According to Scafidi’s reading, “The trademark—which is the one in class 25, the class for clothing (including sweatshirts)—is described as follows: The pending trademark application has been examined by the Office and was published for opposition, at which time one or more oppositions was filed but they have not yet been decided.”
Scafidi said she supports the cause behind the Cookies suit, but is concerned Shein attorneys would exploit the trademark question as a means to defeat the counterfeiting claim entirely.
Brian Beck, a Chicago-based attorney at the law firm of Zuber Lawler, who specializes in trademark and copyright law, especially in the cannabis industry, found some “problems” after reviewing the court and trademark documents.
Beck found that the number for the trademark entered on the court documents was for an international trademark registered to Cookies in Indonesia and affirmed that the U.S. trademark is still pending.
Beck said that according to tracking on the U.S. Patent and Trademark Office, the trademark was published in the Gazette, the office’s official journal, on Aug. 30, after which time it had to remain for 30 days without anyone claiming opposition. But then AK Futures, which has a long history of making copyright complaints, asked for an extension to 90 days and later filed an opposition notice on Nov. 14.
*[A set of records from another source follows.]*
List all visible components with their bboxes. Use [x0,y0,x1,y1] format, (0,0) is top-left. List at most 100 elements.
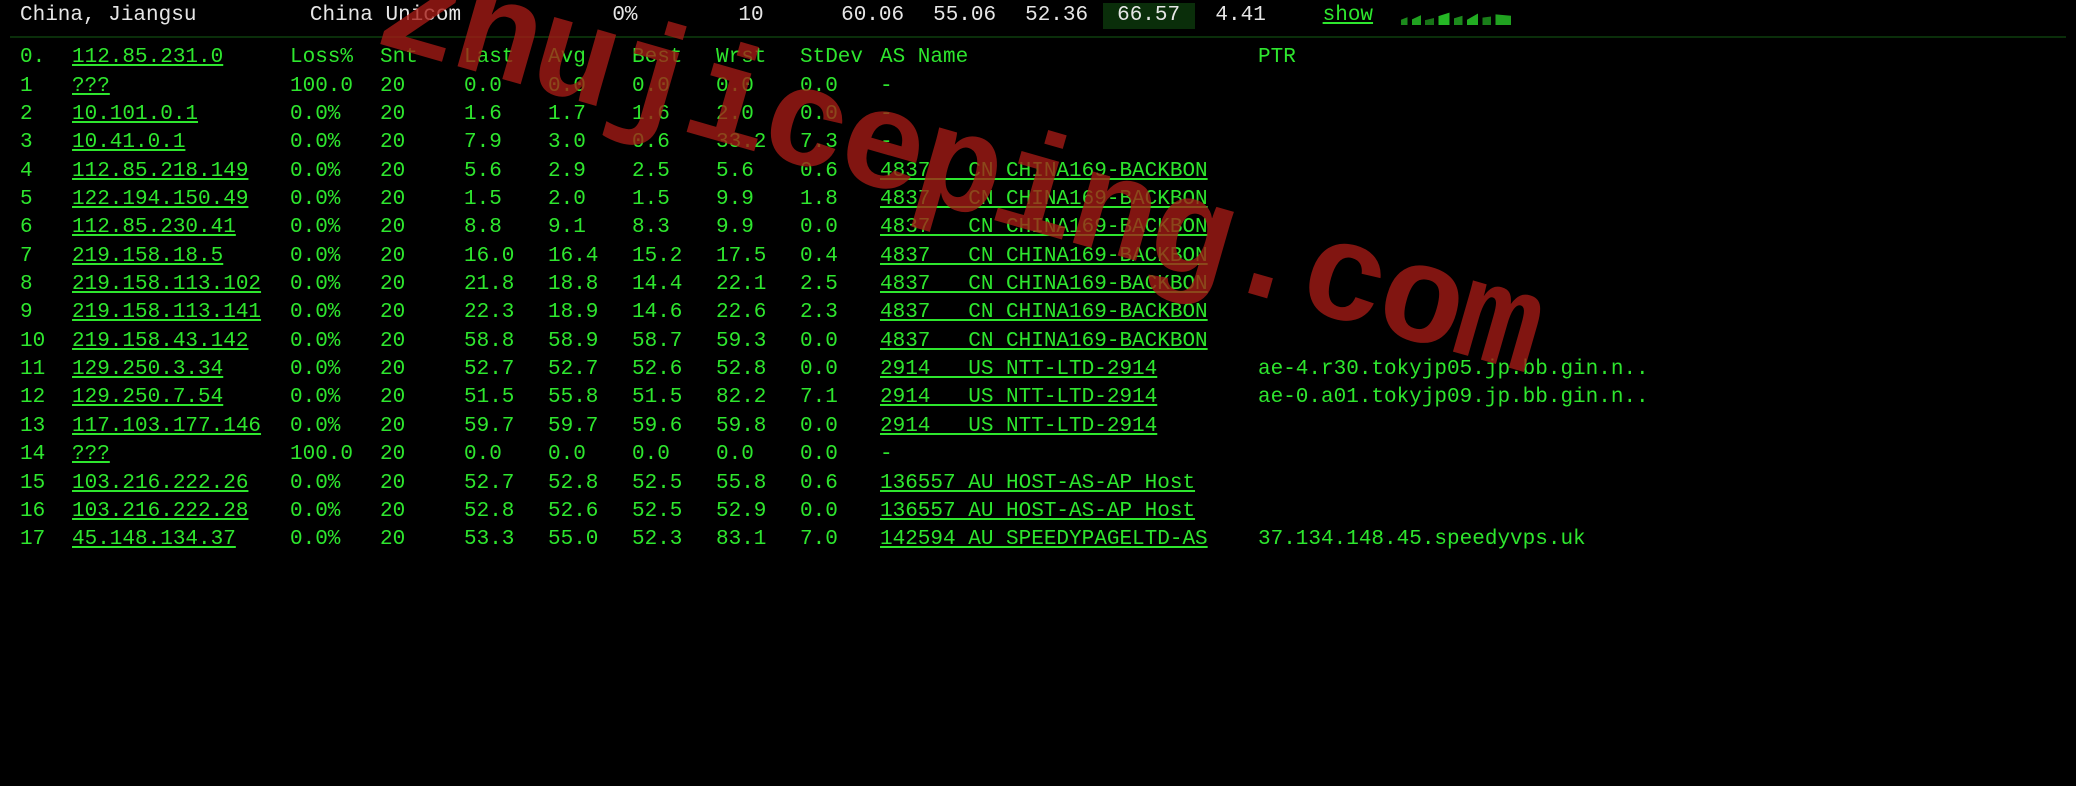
cell-snt: 20 [380,158,464,186]
cell-snt: 20 [380,384,464,412]
cell-ip[interactable]: 129.250.3.34 [72,356,290,384]
cell-loss: 100.0 [290,441,380,469]
cell-asname[interactable]: 2914 US NTT-LTD-2914 [880,384,1258,412]
cell-loss: 0.0% [290,214,380,242]
cell-last: 1.5 [464,186,548,214]
cell-ptr [1258,299,2060,327]
col-best: Best [632,44,716,72]
cell-ip[interactable]: 45.148.134.37 [72,526,290,554]
cell-avg: 0.0 [548,441,632,469]
cell-avg: 18.9 [548,299,632,327]
cell-ip[interactable]: ??? [72,441,290,469]
cell-ip[interactable]: ??? [72,73,290,101]
cell-asname[interactable]: 4837 CN CHINA169-BACKBON [880,328,1258,356]
cell-snt: 20 [380,129,464,157]
cell-wrst: 9.9 [716,186,800,214]
cell-loss: 0.0% [290,271,380,299]
col-last: Last [464,44,548,72]
summary-count: 10 [738,2,763,30]
cell-avg: 18.8 [548,271,632,299]
cell-stdev: 2.5 [800,271,880,299]
table-row: 7219.158.18.50.0%2016.016.415.217.50.448… [20,243,2060,271]
cell-ip[interactable]: 112.85.230.41 [72,214,290,242]
cell-ip[interactable]: 117.103.177.146 [72,413,290,441]
cell-stdev: 0.6 [800,470,880,498]
cell-wrst: 0.0 [716,441,800,469]
cell-best: 0.0 [632,73,716,101]
cell-ip[interactable]: 10.41.0.1 [72,129,290,157]
cell-hop: 17 [20,526,72,554]
cell-avg: 0.0 [548,73,632,101]
table-row: 5122.194.150.490.0%201.52.01.59.91.84837… [20,186,2060,214]
cell-asname: - [880,101,1258,129]
cell-asname[interactable]: 2914 US NTT-LTD-2914 [880,356,1258,384]
summary-cell: 66.57 [1103,3,1195,29]
cell-stdev: 1.8 [800,186,880,214]
cell-ip[interactable]: 219.158.18.5 [72,243,290,271]
summary-loss: 0% [612,2,637,30]
cell-asname[interactable]: 136557 AU HOST-AS-AP Host [880,498,1258,526]
cell-loss: 0.0% [290,413,380,441]
divider [10,36,2066,38]
cell-best: 59.6 [632,413,716,441]
cell-snt: 20 [380,101,464,129]
cell-ptr [1258,158,2060,186]
cell-wrst: 59.8 [716,413,800,441]
col-ptr: PTR [1258,44,2060,72]
cell-snt: 20 [380,271,464,299]
cell-asname[interactable]: 136557 AU HOST-AS-AP Host [880,470,1258,498]
cell-ip[interactable]: 112.85.218.149 [72,158,290,186]
summary-cell: 52.36 [1011,3,1103,29]
cell-wrst: 22.6 [716,299,800,327]
cell-ip[interactable]: 103.216.222.26 [72,470,290,498]
cell-asname[interactable]: 4837 CN CHINA169-BACKBON [880,186,1258,214]
col-snt: Snt [380,44,464,72]
col-ip[interactable]: 112.85.231.0 [72,44,290,72]
cell-asname[interactable]: 4837 CN CHINA169-BACKBON [880,158,1258,186]
cell-best: 52.5 [632,498,716,526]
table-row: 4112.85.218.1490.0%205.62.92.55.60.64837… [20,158,2060,186]
cell-asname[interactable]: 2914 US NTT-LTD-2914 [880,413,1258,441]
cell-loss: 0.0% [290,158,380,186]
cell-avg: 52.6 [548,498,632,526]
cell-ip[interactable]: 103.216.222.28 [72,498,290,526]
cell-best: 0.0 [632,441,716,469]
show-link[interactable]: show [1323,2,1373,30]
cell-wrst: 59.3 [716,328,800,356]
cell-hop: 5 [20,186,72,214]
cell-avg: 55.0 [548,526,632,554]
cell-asname[interactable]: 4837 CN CHINA169-BACKBON [880,214,1258,242]
cell-ip[interactable]: 10.101.0.1 [72,101,290,129]
cell-avg: 2.0 [548,186,632,214]
cell-best: 52.6 [632,356,716,384]
cell-wrst: 33.2 [716,129,800,157]
cell-hop: 13 [20,413,72,441]
cell-loss: 0.0% [290,243,380,271]
cell-asname[interactable]: 142594 AU SPEEDYPAGELTD-AS [880,526,1258,554]
cell-ip[interactable]: 219.158.113.141 [72,299,290,327]
cell-asname[interactable]: 4837 CN CHINA169-BACKBON [880,299,1258,327]
table-row: 8219.158.113.1020.0%2021.818.814.422.12.… [20,271,2060,299]
cell-ip[interactable]: 219.158.113.102 [72,271,290,299]
cell-hop: 14 [20,441,72,469]
summary-cell: 55.06 [919,3,1011,29]
cell-snt: 20 [380,299,464,327]
cell-last: 53.3 [464,526,548,554]
cell-last: 22.3 [464,299,548,327]
cell-ip[interactable]: 129.250.7.54 [72,384,290,412]
cell-snt: 20 [380,214,464,242]
cell-ip[interactable]: 219.158.43.142 [72,328,290,356]
cell-avg: 58.9 [548,328,632,356]
cell-asname[interactable]: 4837 CN CHINA169-BACKBON [880,243,1258,271]
cell-snt: 20 [380,186,464,214]
cell-ptr [1258,73,2060,101]
cell-asname[interactable]: 4837 CN CHINA169-BACKBON [880,271,1258,299]
cell-ptr [1258,470,2060,498]
cell-ip[interactable]: 122.194.150.49 [72,186,290,214]
cell-stdev: 0.4 [800,243,880,271]
cell-last: 52.7 [464,470,548,498]
cell-ptr [1258,271,2060,299]
cell-avg: 52.8 [548,470,632,498]
cell-avg: 59.7 [548,413,632,441]
cell-best: 51.5 [632,384,716,412]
It’s possible Cookies will win the challenge to the mark, but only at that point will it own an actual trademark.
“It strikes me as sloppy that the complaint lists an international registration number when there is no U.S. trademark registration for it,” Beck said. “There cannot be counterfeit of a mark unless the mark has been registered. Once Cookies has U.S. registration, only then would the counterfeiting of a mark be considered counterfeiting… It can be counterfeiting going forward, but not backwards.”